Suren Baghdasaryan March 13, 2023, 3:29 p.m. UTC | #1
On Thu, Mar 9, 2023 at 9:08 AM Domenico Cerasuolo
<cerasuolodomenico@gmail.com> wrote:
>
> PSI offers 2 mechanisms to get information about a specific resource
> pressure. One is reading from /proc/pressure/<resource>, which gives
> average pressures aggregated every 2s. The other is creating a pollable
> fd for a specific resource and cgroup.
>
> The trigger creation requires CAP_SYS_RESOURCE, and gives the
> possibility to pick specific time window and threshold, spawing an RT
> thread to aggregate the data.
>
> Systemd would like to provide containers the option to monitor pressure
> on their own cgroup and sub-cgroups. For example, if systemd launches a
> container that itself then launches services, the container should have
> the ability to poll() for pressure in individual services. But neither
> the container nor the services are privileged.

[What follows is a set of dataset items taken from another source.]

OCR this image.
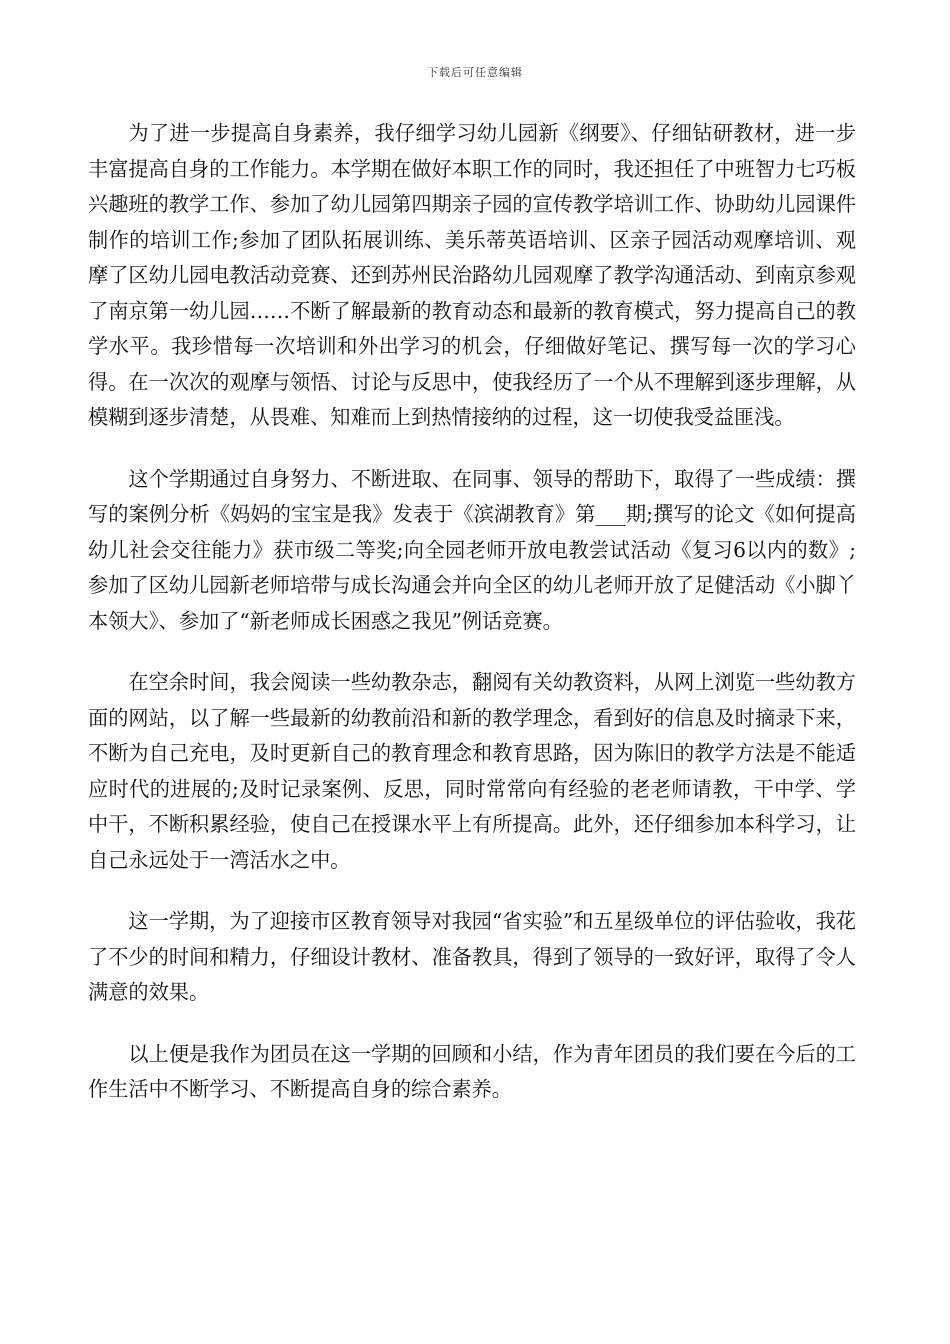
下载后可任意编辑

为了进一步提高自身素养，我仔细学习幼儿园新《纲要》、仔细钻研教材，进一步丰富提高自身的工作能力。本学期在做好本职工作的同时，我还担任了中班智力七巧板兴趣班的教学工作、参加了幼儿园第四期亲子园的宣传教学培训工作、协助幼儿园课件制作的培训工作;参加了团队拓展训练、美乐蒂英语培训、区亲子园活动观摩培训、观摩了区幼儿园电教活动竞赛、还到苏州民治路幼儿园观摩了教学沟通活动、到南京参观了南京第一幼儿园……不断了解最新的教育动态和最新的教育模式，努力提高自己的教学水平。我珍惜每一次培训和外出学习的机会，仔细做好笔记、撰写每一次的学习心得。在一次次的观摩与领悟、讨论与反思中，使我经历了一个从不理解到逐步理解，从模糊到逐步清楚，从畏难、知难而上到热情接纳的过程，这一切使我受益匪浅。

这个学期通过自身努力、不断进取、在同事、领导的帮助下，取得了一些成绩：撰写的案例分析《妈妈的宝宝是我》发表于《滨湖教育》第___期;撰写的论文《如何提高幼儿社会交往能力》获市级二等奖;向全园老师开放电教尝试活动《复习6以内的数》;参加了区幼儿园新老师培带与成长沟通会并向全区的幼儿老师开放了足健活动《小脚丫本领大》、参加了“新老师成长困惑之我见”例话竞赛。

在空余时间，我会阅读一些幼教杂志，翻阅有关幼教资料，从网上浏览一些幼教方面的网站，以了解一些最新的幼教前沿和新的教学理念，看到好的信息及时摘录下来，不断为自己充电，及时更新自己的教育理念和教育思路，因为陈旧的教学方法是不能适应时代的进展的;及时记录案例、反思，同时常常向有经验的老老师请教，干中学、学中干，不断积累经验，使自己在授课水平上有所提高。此外，还仔细参加本科学习，让自己永远处于一湾活水之中。

这一学期，为了迎接市区教育领导对我园“省实验”和五星级单位的评估验收，我花了不少的时间和精力，仔细设计教材、准备教具，得到了领导的一致好评，取得了令人满意的效果。

以上便是我作为团员在这一学期的回顾和小结，作为青年团员的我们要在今后的工作生活中不断学习、不断提高自身的综合素养。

This sounds like an interesting usecase. I'll need to take a closer
look once I'm back from vacation later this week.
Thanks!

>
> The series is implemented in 4 steps in order to reduce the noise of
> the change.
>
> Domenico Cerasuolo (4):
>   sched/psi: rearrange polling code in preparation
>   sched/psi: rename existing poll members in preparation
>   sched/psi: extract update_triggers side effect
>   sched/psi: allow unprivileged polling of N*2s period
>
>  Documentation/accounting/psi.rst |   4 +
>  include/linux/psi.h              |   2 +-
>  include/linux/psi_types.h        |  43 ++--
>  kernel/cgroup/cgroup.c           |   2 +-
>  kernel/sched/psi.c               | 412 ++++++++++++++++---------------
>  5 files changed, 250 insertions(+), 213 deletions(-)
>
> --
> 2.34.1
>
  
Johannes Weiner March 14, 2023, 4:10 p.m. UTC | #2
On Mon, Mar 13, 2023 at 08:29:37AM -0700, Suren Baghdasaryan wrote:
> On Thu, Mar 9, 2023 at 9:08 AM Domenico Cerasuolo
> <cerasuolodomenico@gmail.com> wrote:
> >
> > PSI offers 2 mechanisms to get information about a specific resource
> > pressure. One is reading from /proc/pressure/<resource>, which gives
> > average pressures aggregated every 2s. The other is creating a pollable
> > fd for a specific resource and cgroup.
> >
> > The trigger creation requires CAP_SYS_RESOURCE, and gives the
> > possibility to pick specific time window and threshold, spawing an RT
> > thread to aggregate the data.
> >
> > Systemd would like to provide containers the option to monitor pressure
> > on their own cgroup and sub-cgroups. For example, if systemd launches a
> > container that itself then launches services, the container should have
> > the ability to poll() for pressure in individual services. But neither
> > the container nor the services are privileged.
> 
> This sounds like an interesting usecase. I'll need to take a closer
> look once I'm back from vacation later this week.
> Thanks!

Thanks, Suren!

There is also the desktop monitoring usecase that Chris Down had
inquired about some while back:

https://lore.kernel.org/all/CAJuCfpGnJBEvQTUeJ_U6+rHmPcMjw_pPL+QFj7Sec5fHZPH67w@mail.gmail.com/T/

The patches should help with that as well.